Stacey D’Erasmo’s The Complicities is a quiet yet piercing exploration of moral ambiguity, guilt, and the lingering aftershocks of deceit. The novel centers on Suzanne, the ex-wife of a man imprisoned for financial fraud, as she tries to rebuild her life after years of denial and silent complicity. Through Suzanne’s introspection and her attempt to construct a new existence by the sea, D’Erasmo examines how people live with the moral residue of their choices—and how complicity can take many subtle, self-deceptive forms. The story becomes not one of redemption, but of reckoning: an inquiry into what remains when the illusion of innocence collapses.
At its core, The Complicities investigates the moral gray zones of human behavior. Suzanne was not the architect of her husband’s crimes, but her comfort depended on them. D’Erasmo shows how guilt can exist without overt wrongdoing—how turning a blind eye, choosing not to ask, or quietly enjoying the benefits of corruption are all forms of participation. Suzanne’s self-examination unfolds slowly, revealing not grand confessions but small recognitions of how she accepted a life built on dishonesty. The novel’s title captures this multiplicity of guilt: complicity is rarely singular; it’s shared, layered, and quietly corrosive.
Another key theme is reinvention and denial. After her husband’s conviction, Suzanne relocates to a coastal town, attempting to start anew, yet her past clings to her like the tide. Her desire for renewal—buying property, forming new relationships, volunteering—feels like an attempt to overwrite the record rather than confront it. D’Erasmo’s portrayal of Suzanne is deeply psychological; she is neither villain nor victim, but an ordinary person trying to negotiate her sense of self after moral failure. The narrative exposes how reinvention, in such cases, becomes another form of denial—a way to reshape one’s story rather than truly atone.
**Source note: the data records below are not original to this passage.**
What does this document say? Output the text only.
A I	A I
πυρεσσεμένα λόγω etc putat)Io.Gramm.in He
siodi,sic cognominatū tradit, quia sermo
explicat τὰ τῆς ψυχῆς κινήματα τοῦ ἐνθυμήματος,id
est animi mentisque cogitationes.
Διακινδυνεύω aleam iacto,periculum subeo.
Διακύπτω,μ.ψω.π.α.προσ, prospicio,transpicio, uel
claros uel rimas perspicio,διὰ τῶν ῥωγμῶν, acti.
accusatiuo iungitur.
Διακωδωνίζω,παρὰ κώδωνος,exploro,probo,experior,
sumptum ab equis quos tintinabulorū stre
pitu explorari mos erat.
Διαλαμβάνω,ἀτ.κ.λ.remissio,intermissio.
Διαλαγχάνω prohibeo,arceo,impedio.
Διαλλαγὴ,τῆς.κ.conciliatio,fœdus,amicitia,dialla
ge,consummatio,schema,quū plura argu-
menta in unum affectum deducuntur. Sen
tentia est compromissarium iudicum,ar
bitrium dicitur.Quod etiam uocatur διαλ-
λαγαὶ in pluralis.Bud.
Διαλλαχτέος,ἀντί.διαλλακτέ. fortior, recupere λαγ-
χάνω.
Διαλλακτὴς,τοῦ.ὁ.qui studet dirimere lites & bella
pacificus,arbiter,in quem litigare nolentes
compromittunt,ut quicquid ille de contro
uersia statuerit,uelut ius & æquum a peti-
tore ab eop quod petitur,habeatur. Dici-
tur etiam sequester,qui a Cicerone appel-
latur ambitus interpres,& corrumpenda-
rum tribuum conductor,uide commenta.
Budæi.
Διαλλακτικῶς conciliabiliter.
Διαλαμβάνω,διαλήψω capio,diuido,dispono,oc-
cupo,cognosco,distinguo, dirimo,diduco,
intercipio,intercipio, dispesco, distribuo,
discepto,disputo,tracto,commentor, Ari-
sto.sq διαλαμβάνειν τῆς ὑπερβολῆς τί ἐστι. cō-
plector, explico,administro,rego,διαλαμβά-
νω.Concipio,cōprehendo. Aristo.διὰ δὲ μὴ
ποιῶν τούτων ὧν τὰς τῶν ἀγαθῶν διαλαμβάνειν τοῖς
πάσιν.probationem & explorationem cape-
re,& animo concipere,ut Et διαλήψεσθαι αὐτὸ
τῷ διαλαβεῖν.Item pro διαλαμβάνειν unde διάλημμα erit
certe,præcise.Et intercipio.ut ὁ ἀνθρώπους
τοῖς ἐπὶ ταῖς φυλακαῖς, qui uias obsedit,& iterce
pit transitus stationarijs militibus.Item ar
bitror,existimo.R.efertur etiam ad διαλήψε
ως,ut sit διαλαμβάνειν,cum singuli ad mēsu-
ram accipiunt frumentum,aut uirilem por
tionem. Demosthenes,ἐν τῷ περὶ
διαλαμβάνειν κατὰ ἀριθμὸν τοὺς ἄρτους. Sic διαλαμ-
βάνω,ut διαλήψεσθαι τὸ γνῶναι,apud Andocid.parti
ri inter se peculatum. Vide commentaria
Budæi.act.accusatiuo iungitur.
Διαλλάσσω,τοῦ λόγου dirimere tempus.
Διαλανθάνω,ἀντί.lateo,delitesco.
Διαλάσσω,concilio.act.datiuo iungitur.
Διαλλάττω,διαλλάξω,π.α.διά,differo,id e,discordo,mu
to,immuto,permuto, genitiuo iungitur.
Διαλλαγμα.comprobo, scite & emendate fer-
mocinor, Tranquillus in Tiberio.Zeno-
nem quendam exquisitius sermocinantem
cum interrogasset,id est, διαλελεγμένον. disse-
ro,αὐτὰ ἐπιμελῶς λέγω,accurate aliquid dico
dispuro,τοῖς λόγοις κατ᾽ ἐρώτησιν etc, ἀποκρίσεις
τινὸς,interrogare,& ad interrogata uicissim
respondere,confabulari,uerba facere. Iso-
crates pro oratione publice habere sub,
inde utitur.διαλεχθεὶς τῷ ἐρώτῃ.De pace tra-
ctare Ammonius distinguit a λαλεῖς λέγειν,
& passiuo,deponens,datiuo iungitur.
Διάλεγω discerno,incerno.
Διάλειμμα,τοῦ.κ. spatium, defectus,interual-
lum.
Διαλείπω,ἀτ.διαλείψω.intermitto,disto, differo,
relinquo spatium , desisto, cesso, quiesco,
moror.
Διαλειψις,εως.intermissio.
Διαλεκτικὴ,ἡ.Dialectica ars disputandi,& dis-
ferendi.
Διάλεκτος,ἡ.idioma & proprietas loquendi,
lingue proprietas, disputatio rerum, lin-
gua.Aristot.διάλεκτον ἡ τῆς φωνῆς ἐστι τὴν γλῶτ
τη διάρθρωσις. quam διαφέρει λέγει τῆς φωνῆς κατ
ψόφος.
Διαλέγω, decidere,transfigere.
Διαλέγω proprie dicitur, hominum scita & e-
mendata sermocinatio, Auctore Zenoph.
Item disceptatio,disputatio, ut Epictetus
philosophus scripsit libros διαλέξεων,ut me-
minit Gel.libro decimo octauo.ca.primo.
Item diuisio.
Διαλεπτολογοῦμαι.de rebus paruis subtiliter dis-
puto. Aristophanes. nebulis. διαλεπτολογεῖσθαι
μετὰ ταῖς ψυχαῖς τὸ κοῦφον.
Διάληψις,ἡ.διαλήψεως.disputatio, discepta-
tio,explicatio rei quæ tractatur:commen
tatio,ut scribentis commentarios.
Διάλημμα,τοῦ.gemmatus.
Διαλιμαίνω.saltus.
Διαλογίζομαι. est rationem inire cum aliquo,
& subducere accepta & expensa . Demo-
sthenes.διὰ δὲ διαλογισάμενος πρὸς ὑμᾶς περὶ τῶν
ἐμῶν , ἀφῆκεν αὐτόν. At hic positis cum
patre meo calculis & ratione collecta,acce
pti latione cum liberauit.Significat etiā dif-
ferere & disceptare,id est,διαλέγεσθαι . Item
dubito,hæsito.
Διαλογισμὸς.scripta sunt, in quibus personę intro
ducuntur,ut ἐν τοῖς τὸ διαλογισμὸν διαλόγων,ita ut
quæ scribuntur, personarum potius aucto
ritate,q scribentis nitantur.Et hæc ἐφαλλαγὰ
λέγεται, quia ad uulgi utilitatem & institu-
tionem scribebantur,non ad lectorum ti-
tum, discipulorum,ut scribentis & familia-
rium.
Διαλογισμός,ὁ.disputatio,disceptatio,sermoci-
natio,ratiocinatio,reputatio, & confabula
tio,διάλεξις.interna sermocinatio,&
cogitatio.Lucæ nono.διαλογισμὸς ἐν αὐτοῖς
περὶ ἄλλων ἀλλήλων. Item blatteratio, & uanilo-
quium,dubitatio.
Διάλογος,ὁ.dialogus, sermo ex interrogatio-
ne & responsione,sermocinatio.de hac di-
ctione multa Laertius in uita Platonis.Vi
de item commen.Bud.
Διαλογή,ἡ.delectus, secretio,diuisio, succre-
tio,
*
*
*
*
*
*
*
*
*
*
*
The novel also engages with the seductive nature of comfort and privilege. Suzanne’s earlier life of luxury and ease, funded by deceit, is portrayed not as evil but as dangerously numbing. D’Erasmo illustrates how comfort dulls moral awareness—how complicity often begins with convenience. The moral critique is not shouted but whispered; through small domestic moments, Suzanne’s memories reveal how easy it is to mistake silence for virtue and ignorance for innocence.
Stylistically, D’Erasmo’s prose is precise, restrained, and lyrical, mirroring the cool distance Suzanne maintains from her emotions. The coastal setting—its mutable tides, weathered houses, and shifting light—serves as a natural metaphor for her inner state. The sea represents both cleansing and recurrence: no matter how often Suzanne tries to wash her past away, it keeps resurfacing. D’Erasmo’s minimalist style draws power from suggestion; much is left unsaid, which gives the narrative its moral tension. The pacing is deliberate, allowing the reader to feel the slow, almost tidal rhythm of guilt and reflection.
What distinguishes The Complicities is its refusal to offer closure. There is no cathartic confession or redemption, only a deepening awareness of moral entanglement. D’Erasmo challenges the reader to consider how responsibility extends beyond the obvious perpetrators of harm—to those who benefit, who stay silent, who look away. By the end, Suzanne’s quiet life by the ocean feels less like an escape and more like a form of exile, haunted by the awareness that innocence, once forfeited, cannot be reclaimed.
Ultimately, The Complicities is a masterful meditation on accountability, denial, and the persistence of moral memory. D’Erasmo transforms the aftermath of a crime into an intimate psychological landscape where guilt and self-deception coexist. The novel asks unsettling questions about how one can live ethically after complicity—and whether self-forgiveness is ever truly possible. Through Suzanne’s haunting introspection, D’Erasmo reveals that the hardest truth to face is not what we’ve done, but what we’ve allowed ourselves to ignore.